Let us look at the grounds that remain in play. Section 81 of the Extradition Act 2003 bars extradition of a person who might be prejudiced at trial on grounds of nationality. The court found this arguable.

If he is tried in the US, Assange will rely on the First Amendment to the US constitution, which protects freedom of speech. In April 2017 Mike Pompeo, who was then director of the CIA, asserted that Assange ‘has no First Amendment freedoms’ because ‘he is not a US citizen’.

Pompeo was US secretary of state when Assange’s extradition was requested. But Dame Victoria Sharp and Mr Justice Johnson said his assertion had been rightly regarded by the district judge as immaterial. It was not ‘expert evidence on a question of foreign law’.

However, the courts had also received five sworn statements from Gordon Kromberg, a federal prosecutor. ‘Concerning any First Amendment challenge,’ Kromberg had written, ‘the United States could argue that foreign nationals are not entitled to protections under the First Amendment, at least as it concerns national defence information and, even were they so entitled, that Assange’s conduct is unprotected because of his complicity in illegal acts and in publishing the names of innocent sources to their grave and imminent risk of harm.’

If Assange is not protected by the First Amendment, there would arguably be a breach of his right to freedom of expression under article 10 of the human rights convention. Incompatibility with human rights is a statutory bar to extradition.

The final ground of appeal that the judges regarded as arguable relies on section 93 of the Extradition Act. This bars extradition if the suspect could be sentenced to death or if there are no ‘specialty’ arrangements (referred to in the statute as ‘speciality’). Broadly speaking, these prevent a person being extradited on one charge and then tried on another.

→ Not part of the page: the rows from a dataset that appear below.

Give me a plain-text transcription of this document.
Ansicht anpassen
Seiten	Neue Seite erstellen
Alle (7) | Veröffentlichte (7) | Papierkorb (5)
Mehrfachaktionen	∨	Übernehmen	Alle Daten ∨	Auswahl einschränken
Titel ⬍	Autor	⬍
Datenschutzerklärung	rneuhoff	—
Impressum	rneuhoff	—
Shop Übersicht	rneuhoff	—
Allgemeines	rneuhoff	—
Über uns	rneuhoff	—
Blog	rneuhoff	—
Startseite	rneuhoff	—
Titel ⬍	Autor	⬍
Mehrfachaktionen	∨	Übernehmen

Assange accepts that none of the offences for which extradition is sought carries the death penalty. But, based on comments by Donald Trump and others, he believes he could be charged with aiding and abetting treason or espionage, both of which are capital offences in the US.

Assange has the right to attend the hearing today, either in person or remotely. In February, he had a persistent cough which his lawyers said would have made his attendance difficult.

He was recently visited in prison by the Icelandic politician Sunna Ævarsdóttir, representing the Parliamentary Assembly of the Council of Europe. This week, she expressed her ‘deep concern’ for Assange’s wellbeing.

If the court is satisfied with the US assurances, Assange will have no grounds of appeal left. But he would not be the first to argue that his extradition should be barred on grounds of ill-health. The one thing I have learned from covering the twists and turns of Assange’s story over the past 13 years is that nobody has any idea what will happen next.